Dwight Phillips of Tempe, Ariz., took the lead for the third time on his fifth of six efforts in the long jump at 27 feet 3 3/4 and made that one hold up for the United States’ first gold medal in that event since 1993.

Joey Woody of Cedar Falls, Iowa, won a silver medal in the 400-meter hurdles in 48.18. That was almost a second behind defending champion Felix Sanchez, whose 47.25 makes him the seventh-fastest performer of all time.

There will be celebrations in the Dominican Republic, the country Sanchez represents so well that he rivals Pedro Martinez and Sammy Sosa in popularity. He was mobbed by so many autograph seekers after he’d won in the Pan American Games earlier this month in Santo Domingo that the meet had to be interrupted for 15 minutes.

Sanchez has dual citizenship, having been born in New York and raised in San Diego.

He was an NCAA champion at USC, but he began competing for the Dominican Republic, where both of his parents were born, in 2000 because he was guaranteed a berth on the Olympic team.

Until this year, Capel had become the answer to a track and field trivia question:

When Michael Johnson and Maurice Greene pulled up with injuries during the highly anticipated 200-meter final in the 2000 U.S. Olympic trials, who won the race?

That victory in Sacramento earned Capel a berth on the U.S. team in Sydney, but when he faltered out of the blocks in the 200 final and finished eighth, that was the last anyone in track and field saw of him for more than two years.


Disillusioned by his Olympic experience, he returned to football. He had played at the University of Florida. The Chicago Bears drafted him in the seventh round in 2001, but he was released before training camp even started. He at least made it to training camp with the Chiefs in 2002, but he was released without having played in an exhibition game.

He acknowledges that he wasn’t coachable.

“I was trying to be bigger than the sport,” he said.

But at the root of his frustration, he said, was that he had missed his best opportunity to succeed with a mental lapse in Sydney that can be measured in thousandths of a second.

“Sydney haunted me every night,” he said. “My wife told me, ‘Your life is going to be OK. It was only one race.’ But when that race is at the Olympics, you might as well be shot.”

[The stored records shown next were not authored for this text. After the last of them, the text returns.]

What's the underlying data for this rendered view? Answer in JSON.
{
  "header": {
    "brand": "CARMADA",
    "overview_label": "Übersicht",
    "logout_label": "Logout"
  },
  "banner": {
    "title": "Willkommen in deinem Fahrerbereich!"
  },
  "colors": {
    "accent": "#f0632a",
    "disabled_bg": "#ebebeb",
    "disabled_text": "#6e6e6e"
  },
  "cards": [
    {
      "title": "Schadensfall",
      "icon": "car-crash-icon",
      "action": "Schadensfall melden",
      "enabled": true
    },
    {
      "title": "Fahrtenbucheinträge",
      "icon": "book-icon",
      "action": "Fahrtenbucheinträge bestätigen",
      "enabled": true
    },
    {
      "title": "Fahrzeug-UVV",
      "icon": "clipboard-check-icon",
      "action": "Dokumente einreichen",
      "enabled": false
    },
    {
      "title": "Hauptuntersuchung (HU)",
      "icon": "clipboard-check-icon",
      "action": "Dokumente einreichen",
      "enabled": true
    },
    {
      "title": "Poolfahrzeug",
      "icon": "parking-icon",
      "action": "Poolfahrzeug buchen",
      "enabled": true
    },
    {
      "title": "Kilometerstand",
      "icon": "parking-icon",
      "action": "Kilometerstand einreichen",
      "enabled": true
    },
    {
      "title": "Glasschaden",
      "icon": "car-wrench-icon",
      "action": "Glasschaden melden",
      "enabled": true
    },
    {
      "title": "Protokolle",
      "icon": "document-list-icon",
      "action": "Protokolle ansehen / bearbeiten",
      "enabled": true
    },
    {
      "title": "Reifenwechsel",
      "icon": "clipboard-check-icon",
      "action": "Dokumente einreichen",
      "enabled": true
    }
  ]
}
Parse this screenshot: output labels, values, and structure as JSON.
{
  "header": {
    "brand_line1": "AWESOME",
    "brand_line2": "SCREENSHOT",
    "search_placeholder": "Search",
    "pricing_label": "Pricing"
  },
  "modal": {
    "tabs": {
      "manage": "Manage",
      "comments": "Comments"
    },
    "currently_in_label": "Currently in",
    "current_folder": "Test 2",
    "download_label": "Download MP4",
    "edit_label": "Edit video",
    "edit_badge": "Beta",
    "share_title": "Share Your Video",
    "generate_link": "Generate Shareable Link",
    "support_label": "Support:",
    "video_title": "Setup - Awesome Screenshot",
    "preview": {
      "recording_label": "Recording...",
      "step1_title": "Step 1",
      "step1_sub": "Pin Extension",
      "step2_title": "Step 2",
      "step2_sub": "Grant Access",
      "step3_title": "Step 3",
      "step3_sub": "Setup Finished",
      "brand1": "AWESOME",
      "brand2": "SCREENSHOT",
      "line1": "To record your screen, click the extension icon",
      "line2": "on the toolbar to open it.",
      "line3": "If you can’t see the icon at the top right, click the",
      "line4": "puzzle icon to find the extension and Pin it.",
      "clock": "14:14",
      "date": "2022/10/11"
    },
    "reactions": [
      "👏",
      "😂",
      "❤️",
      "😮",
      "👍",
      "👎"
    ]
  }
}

He became despondent, quit talking to his mother and fought with his wife. He also was involved in a couple of incidents involving marijuana, including testing positive for the substance at the NFL combine in 2001.

Vermeil, he said, put him back on the right track, which was the track.

Now Capel, 24, is one of the favorites in the 200 in the 2004 Summer Olympics in Athens and, considering the difficulties Greene and Montgomery have had this year, he might also be one of the favorites in the 100.


“I’m finally here,” he said. “If the road had to be that bumpy, I’ll take it.”